Thursday, August 30, 2018

They Don't Call Him "The Swan King" For Nothing

THURSDAY, 8/30:

I think before today I've only seen a swan two or three times in my life. That total was easily tripled today.

Hello today from Fussen, a German town at the foot of the Alps that's home to two of King Ludwig's big castles and, as it turns out, a tradition whenever Loraine and I come here. You see, whenever Loraine and I come here it turns rainy and cold. It doesn't matter how warm it was the day before, but whenever Loraine & I come here it turns rainy & cold. I have no idea how the tradition started, nor do I have any idea why it keeps going, but the residents of Fussen can thank us for breaking their summer-long hot spell.

No, that's okay. It's the least we could do for you.

I hope you've read the blog I wrote before we came over about the slightly off-center but now highly beloved King Ludwig II of Bavaria. If you haven't yet, may I suggest you do so, so that we're all on the same page?

Go ahead; click here & check it out. I'll wait.

(this is just me waiting)

Okay, we now all on the same page about the slightly out-of-the-ordinary King Ludwig? Well, today we visited one of his childhood homes, where he spent summers before he became slightly out-of-the-ordinary, Hohenschwangau--



This might be the one major castle associated with Ludwig that he himself didn't build. It was his father's project. He took the ruins of an older fort and built his family's summer home there, where he did kingly things and the rest of the family hiked in the mountains and fed the swans. When he died, Ludwig inherited the place, and actually lived in it before starting to build his dream home, Neuschwanstein, a castle we'll be visiting tomorrow, made world-famous as the model for Cinderella's castle at various Disney theme parks across the planet.

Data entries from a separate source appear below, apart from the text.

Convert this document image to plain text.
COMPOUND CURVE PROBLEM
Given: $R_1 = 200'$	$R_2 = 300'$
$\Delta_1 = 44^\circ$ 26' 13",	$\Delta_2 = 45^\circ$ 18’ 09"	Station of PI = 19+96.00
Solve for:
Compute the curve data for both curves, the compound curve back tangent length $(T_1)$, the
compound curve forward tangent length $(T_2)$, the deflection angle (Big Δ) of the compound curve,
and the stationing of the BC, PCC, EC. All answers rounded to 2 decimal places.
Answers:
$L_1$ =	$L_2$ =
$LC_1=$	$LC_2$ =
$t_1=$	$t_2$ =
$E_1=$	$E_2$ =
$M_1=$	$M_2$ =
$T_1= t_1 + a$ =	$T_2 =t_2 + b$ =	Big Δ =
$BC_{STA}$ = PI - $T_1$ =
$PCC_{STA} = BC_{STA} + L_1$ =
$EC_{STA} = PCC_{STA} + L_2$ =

In fact, it was so close to Hohenschwangau that you can see it wherever you look--



Heck, you can even see it from our hotel, and that's six or seven miles way--



Enough about that castle; after all, that's one of our main projects for tomorrow. Like his slightly whistling-to-his-own-tune son Ludwig, King Max II--




Who's the dude pictured with the mustache (that's a teenage Ludwig on the left), sometimes whistled to his own tune, as well. For instance, Max liked swans. Max really REALLY liked swans, and when he built Hohenschwangau he put them everywhere. One room of the castle? Painted with swan murals. All over the castle grounds? Swan fountains--




Don't believe me? Here's another one--



Max, in fact, passed his love of the birds on to Ludwig, who then combined his father's love of swans and his love of the Wagner opera “Lohengrin” (which has, if I remember correctly, a giant killer swan leading Bavarian soldiers to victory in battle, a tale I'm surprised Hollywood hasn't milked every single possible cent out of) to become known as, among other things, “The Swan King”.

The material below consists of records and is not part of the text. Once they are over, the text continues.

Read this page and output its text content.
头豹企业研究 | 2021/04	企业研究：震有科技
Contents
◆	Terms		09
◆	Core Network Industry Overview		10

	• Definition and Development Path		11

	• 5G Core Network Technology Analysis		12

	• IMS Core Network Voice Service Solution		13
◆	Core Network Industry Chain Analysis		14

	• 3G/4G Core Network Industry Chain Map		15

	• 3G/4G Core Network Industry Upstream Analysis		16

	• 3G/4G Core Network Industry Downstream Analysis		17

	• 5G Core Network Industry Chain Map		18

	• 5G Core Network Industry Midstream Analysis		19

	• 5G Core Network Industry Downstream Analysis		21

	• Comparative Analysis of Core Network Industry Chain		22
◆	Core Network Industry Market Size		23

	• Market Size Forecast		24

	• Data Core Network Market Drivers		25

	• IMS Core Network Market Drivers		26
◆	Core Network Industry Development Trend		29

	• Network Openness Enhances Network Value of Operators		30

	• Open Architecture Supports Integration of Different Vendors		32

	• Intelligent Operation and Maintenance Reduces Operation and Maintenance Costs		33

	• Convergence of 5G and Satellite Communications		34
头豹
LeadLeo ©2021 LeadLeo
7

Besides the painted swans, the sculpted swans, and the swans vomiting water out of their mouths, there were also real-life swans on the lake across the road from the castle--



I'm sure they were put there for the benefit of tourists. At least it seems that way based on the hordes of people feeding and photographing the beasts. And yes, I guess I have to count myself among the hordes; after all, I did take that picture of the swans to show you. But how many other people, I wonder, would also take a picture of a swan's butt?



This is probably just me. In fact, I KNOW it's just me. But when I first saw the picture back at the hotel tonight, the first thing that popped into my head was that the swan on the left was looking at the other swan and thinking to itself, “Hey—nice...”

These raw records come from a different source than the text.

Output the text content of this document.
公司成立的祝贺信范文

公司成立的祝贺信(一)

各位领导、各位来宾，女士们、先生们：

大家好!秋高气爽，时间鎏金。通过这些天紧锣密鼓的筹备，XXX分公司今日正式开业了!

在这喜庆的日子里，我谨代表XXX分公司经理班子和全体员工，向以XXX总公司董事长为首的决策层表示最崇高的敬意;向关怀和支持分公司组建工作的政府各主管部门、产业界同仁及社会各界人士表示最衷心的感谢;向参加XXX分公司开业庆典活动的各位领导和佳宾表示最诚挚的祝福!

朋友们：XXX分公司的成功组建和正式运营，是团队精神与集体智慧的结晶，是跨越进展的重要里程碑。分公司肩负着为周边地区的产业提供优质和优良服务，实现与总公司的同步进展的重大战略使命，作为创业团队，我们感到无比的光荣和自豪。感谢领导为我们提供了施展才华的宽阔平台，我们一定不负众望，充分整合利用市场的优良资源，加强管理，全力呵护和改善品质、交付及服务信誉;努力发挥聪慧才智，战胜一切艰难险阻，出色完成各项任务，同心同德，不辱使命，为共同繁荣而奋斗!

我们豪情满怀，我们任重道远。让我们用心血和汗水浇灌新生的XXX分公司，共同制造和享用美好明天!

You're right. It is just me.

After a very informative visit to the Museum of the Bavarian Kings (where Loraine was able to get quite the King Ludwig fix), our other task of the day involved driving up a long and winding road to the ruins of an old castle, a location on which Ludwig had hoped to build a dream castle that would allow him to get away from his other castles.

In fact, it's these ruins you see off in the distance, on top of the mountain--



This is a slightly better view of Falkenstein, Germany's highest castle at almost a mile in elevation. So high, in fact, that it was above some of today's clouds--




But I guess I can kind of understand why Ludwig would want to build a castle at that location, especially with views like this--



Of course, he ran out of money and was mysteriously killed before all that could happen. That, however, is a story for another day (Saturday, in fact). So details then.

I realize this is starting to ramble a bit, so I'll wrap it up for now, but not before I leave you with today's animal picture. We did see lots of creatures...cows, horses, sheep, and, obviously, swans. But aside from the swans, the only other picture I was able to take was this--



That's a slug bigger that a tree leaf. You don't see that every day. Or at least I don't see that every day.

Tomorrow, like I said, it's another castle. And we're also doing something we've never done before, at least in Europe. In fact here's a tease, a picture of a girl and her (faux) king--



The who, what, where, and why tomorrow!